Nessuna delle istituzioni UE ha tentato di dimostrare la necessità e la proporzionalità della proposta di rilevamento delle impronte digitali.Tuttavia, poiché la proposta viola i diritti fondamentali, sarebbe spettato ai legislatori dimostrare che tali infrazioni “sono necessarie e rispondono effettivamente a obiettivi di interesse generale riconosciuti dall’Unione o alla necessità di proteggere i diritti e le libertà altrui” (articolo 51, paragrafo 1 della Carta dei diritti fondamentali). Ma i legislatori UE non hanno dimostrato alcunché.

Eppure, il rischio per le libertà civili, data la sicurezza incerta dello strumento biometrico e le numerose possibilità di sottrarre o manomettere i dati stoccati, è elevato. Questo obbligo interferisce con i diritti fondamentali alla privacy e alla protezione dei dati.

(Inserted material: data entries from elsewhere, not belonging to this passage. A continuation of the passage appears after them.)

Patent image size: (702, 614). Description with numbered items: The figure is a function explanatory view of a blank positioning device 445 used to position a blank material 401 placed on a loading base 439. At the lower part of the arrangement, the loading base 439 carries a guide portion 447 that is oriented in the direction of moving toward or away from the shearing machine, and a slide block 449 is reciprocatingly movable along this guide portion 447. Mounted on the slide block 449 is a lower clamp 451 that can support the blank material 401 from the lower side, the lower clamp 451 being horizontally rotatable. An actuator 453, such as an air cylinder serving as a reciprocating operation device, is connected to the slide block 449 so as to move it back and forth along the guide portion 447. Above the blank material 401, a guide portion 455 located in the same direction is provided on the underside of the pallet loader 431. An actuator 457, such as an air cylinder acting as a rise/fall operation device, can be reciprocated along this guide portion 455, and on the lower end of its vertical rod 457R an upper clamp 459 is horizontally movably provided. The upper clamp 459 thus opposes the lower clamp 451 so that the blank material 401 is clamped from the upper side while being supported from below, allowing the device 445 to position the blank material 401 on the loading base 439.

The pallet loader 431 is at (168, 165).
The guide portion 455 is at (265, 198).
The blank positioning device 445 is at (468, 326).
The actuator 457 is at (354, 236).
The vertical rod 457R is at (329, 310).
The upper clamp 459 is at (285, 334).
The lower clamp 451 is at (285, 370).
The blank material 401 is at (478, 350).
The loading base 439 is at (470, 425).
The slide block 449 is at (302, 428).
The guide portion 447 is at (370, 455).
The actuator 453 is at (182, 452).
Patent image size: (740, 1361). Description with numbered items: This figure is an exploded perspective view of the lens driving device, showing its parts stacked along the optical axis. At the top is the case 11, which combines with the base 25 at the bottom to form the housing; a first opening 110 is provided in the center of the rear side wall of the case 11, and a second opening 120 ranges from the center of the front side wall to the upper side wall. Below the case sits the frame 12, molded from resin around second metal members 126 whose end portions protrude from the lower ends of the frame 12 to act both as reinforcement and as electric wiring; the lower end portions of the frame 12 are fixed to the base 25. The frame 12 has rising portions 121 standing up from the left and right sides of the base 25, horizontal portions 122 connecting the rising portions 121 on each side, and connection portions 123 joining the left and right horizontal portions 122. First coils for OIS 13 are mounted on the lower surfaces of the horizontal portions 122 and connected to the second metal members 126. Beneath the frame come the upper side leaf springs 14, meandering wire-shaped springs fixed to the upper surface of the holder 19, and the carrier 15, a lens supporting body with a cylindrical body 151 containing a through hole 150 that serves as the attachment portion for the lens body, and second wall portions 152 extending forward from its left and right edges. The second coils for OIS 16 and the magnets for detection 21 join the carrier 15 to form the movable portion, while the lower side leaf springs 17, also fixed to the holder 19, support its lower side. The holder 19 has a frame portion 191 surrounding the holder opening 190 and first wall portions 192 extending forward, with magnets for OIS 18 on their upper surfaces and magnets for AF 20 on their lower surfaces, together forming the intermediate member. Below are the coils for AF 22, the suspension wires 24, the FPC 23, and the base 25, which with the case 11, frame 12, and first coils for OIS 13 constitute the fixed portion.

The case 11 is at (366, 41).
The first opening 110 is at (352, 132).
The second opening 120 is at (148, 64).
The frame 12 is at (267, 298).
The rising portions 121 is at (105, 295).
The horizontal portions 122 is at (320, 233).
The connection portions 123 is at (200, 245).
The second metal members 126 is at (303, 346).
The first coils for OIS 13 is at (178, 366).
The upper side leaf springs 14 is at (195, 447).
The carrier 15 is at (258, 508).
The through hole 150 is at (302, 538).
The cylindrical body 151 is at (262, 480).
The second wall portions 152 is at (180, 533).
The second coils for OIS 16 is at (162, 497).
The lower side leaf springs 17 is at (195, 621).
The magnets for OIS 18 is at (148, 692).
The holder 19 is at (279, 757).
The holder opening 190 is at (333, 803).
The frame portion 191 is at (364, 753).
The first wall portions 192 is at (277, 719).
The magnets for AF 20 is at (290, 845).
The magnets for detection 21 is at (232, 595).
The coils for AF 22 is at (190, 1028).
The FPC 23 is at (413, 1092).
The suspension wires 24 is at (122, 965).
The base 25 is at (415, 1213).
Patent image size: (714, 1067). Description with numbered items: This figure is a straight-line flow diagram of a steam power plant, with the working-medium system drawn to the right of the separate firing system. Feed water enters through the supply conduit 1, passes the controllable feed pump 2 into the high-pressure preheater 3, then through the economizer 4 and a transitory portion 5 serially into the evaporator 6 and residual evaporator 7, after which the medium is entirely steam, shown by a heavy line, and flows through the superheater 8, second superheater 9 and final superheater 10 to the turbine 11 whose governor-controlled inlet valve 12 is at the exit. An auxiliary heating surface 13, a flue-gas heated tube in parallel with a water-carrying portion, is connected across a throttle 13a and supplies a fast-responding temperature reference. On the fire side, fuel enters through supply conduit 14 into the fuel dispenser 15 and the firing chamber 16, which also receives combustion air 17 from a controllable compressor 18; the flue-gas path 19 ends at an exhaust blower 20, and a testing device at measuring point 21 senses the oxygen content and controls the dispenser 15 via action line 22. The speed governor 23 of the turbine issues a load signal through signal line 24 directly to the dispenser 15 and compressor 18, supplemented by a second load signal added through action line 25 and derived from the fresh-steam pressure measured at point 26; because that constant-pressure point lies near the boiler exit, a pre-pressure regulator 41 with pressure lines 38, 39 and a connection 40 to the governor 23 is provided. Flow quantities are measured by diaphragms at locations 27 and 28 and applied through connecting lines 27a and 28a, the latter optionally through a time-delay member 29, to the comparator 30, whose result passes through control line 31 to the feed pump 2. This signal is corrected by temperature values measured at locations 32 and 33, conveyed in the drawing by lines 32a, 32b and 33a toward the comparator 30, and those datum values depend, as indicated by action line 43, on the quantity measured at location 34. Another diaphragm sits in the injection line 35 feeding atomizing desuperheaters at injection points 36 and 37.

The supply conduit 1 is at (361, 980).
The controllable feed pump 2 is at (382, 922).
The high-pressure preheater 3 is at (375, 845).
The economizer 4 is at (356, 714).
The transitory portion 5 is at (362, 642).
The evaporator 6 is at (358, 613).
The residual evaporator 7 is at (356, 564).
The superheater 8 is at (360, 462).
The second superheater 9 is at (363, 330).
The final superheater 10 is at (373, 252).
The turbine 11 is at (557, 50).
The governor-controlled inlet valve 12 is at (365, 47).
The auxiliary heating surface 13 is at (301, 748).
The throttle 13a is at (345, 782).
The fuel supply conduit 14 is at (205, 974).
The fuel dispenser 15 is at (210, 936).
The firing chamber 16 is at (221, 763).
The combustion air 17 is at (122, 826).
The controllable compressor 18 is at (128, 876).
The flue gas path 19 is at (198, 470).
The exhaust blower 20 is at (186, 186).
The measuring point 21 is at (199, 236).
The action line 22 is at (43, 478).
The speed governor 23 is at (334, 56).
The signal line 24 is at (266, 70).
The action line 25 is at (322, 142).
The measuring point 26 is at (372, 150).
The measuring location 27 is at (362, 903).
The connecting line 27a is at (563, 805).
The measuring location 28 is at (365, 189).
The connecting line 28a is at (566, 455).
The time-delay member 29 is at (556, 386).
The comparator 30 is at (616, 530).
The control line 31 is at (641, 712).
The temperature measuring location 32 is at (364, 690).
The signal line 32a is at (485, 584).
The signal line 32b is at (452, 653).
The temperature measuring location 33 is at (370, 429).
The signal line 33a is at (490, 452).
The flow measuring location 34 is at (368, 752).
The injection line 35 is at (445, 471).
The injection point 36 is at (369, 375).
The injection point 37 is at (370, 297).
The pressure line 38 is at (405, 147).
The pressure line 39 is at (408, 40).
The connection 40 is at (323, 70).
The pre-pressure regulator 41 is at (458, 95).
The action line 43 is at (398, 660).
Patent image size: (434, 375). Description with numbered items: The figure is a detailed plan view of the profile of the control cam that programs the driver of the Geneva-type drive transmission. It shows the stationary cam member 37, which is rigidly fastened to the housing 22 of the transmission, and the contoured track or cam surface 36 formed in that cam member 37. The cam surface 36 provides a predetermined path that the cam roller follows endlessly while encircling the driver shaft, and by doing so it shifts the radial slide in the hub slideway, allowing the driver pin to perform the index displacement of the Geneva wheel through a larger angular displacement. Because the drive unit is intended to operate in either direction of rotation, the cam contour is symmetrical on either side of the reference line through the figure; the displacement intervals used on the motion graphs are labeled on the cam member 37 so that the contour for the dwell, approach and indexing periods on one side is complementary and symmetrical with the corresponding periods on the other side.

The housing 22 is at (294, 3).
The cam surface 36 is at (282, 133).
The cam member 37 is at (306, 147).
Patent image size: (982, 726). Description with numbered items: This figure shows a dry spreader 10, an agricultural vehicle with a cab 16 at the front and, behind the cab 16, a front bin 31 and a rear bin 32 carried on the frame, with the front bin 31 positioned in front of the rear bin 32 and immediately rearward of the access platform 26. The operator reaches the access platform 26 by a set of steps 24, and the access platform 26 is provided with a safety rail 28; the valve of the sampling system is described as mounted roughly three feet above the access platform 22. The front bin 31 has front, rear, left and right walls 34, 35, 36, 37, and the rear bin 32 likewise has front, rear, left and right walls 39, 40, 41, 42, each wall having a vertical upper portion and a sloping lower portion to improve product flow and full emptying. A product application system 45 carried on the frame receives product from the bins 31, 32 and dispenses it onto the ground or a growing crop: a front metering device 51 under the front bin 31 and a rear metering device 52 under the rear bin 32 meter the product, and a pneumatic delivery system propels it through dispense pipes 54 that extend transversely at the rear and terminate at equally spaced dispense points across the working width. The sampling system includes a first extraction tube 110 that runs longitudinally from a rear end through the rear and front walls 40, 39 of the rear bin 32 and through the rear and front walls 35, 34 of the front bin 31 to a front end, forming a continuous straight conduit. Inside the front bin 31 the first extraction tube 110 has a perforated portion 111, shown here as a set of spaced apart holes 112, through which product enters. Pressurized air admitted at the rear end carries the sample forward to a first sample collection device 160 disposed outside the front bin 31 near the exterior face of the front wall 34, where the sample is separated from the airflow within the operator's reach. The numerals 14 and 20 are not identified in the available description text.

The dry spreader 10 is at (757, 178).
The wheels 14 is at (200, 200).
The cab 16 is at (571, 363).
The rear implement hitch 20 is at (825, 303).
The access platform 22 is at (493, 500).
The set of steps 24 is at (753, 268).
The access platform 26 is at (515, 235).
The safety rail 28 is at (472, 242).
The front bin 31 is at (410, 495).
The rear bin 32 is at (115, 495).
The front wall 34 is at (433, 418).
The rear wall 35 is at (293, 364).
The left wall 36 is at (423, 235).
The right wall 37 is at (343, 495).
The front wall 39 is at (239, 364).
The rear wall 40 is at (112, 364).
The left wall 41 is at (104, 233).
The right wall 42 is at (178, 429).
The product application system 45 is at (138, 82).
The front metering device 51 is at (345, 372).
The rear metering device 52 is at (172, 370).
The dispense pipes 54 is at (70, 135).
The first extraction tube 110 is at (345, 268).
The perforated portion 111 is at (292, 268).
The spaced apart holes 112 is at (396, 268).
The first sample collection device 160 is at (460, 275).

La Corte di giustizia europea in un suo precedente giudizio, ha ritenuto che l’uso dei dati biometrici nei passaporti fosse una misura proporzionata all’obiettivo di mantenere la sicurezza. Ma i cittadini europei non sono obbligati ad avere il passaporto. Nel caso delle carte d’identità la soglia per soddisfare la prova di necessità dovrebbe essere più elevata, poiché queste sono obbligatorie in alcuni Stati membri in cui le impronte digitali non sono attualmente raccolte. Ma il regolamento non provvede alcuna certezza che le impronte digitali conservate nelle carte d’identità saranno sufficientemente sicure per proteggere i diritti dei cittadini e se sono efficaci nella prevenzione delle frodi documentali.

Un “deposito centrale di identità”

Infine, i governi nazionali potrebbero cogliere l’opportunità offerta dall’introduzione di dati biometrici nelle carte d’identità per istituire banche dati nazionali. Queste potranno essere collegate, nell’ambito dell’iniziativa sulla “interoperabilità” dell’UE, che prevede di riunire tutte le banche dati esistenti e future dell’UE e la creazione di un unico, gigantesco “deposito centrale di identità” che, nella sua prima fase, è già disposto conserverà i dati biometrici e biografici di quasi tutti i “cittadini di paesi terzi” che entrano nell’UE.

Le proposte attualmente in discussione prevedono che questo verrà esteso in futuro per includere banche dati nazionali contenenti informazioni sui cittadini dell’UE, permettendo alle autorità di polizia, attraverso Europol, di avere accesso ai dati stoccati anche in assenza di un mandato giudiziario. Questo, secondo Statewatch, (organizzazione indipendente che controlla il rispetto delle libertà civili nell’Unione europea) segnerà il punto di non ritorno nella creazione del Grande Fratello UE che, con la scusa di proteggerci, mira al soffocamento delle libertà fondamentali, attraverso la censura ed il controllo pervasivo ed oppressivo di pensieri, movimenti ed attività dei cittadini UE.

Il pericolo concreto di erosione dei diritti

Quelli illustrati finora sono solamente alcuni esempi della panoplia di strumenti che governi ed istituzioni UE stanno mettendo in campo. Si puo’ tranquillamente affermare che il complesso militare e securitario si avvia a rivestire un ruolo sempre più importante nel futuro UE: dai controlli delle frontiere esterne a quelli del fronte interno.

Uno sviluppo importante, che già ha causato l’erosione di alcuni importanti diritti fondamentali ma che sfugge alla percezione e quindi al controllo della stragrande maggioranza dei cittadini, grazie alla complicità dei grandi media europei, che costituiscono un importante pilastro a sostegno della duplice strategia a difesa dell’attuale sistema UE.

Il sistema probabilmente non verrà intaccato, qualsiasi sarà l’esito del voto nelle prossime elezioni per il parlamento europeo. La chiave di volta dell’UE dovrebbe essere rappresentata proprio dai suoi cittadini. Ma il fossato che li separa dalle “stanze dei bottoni” di Bruxelles sta diventando un baratro.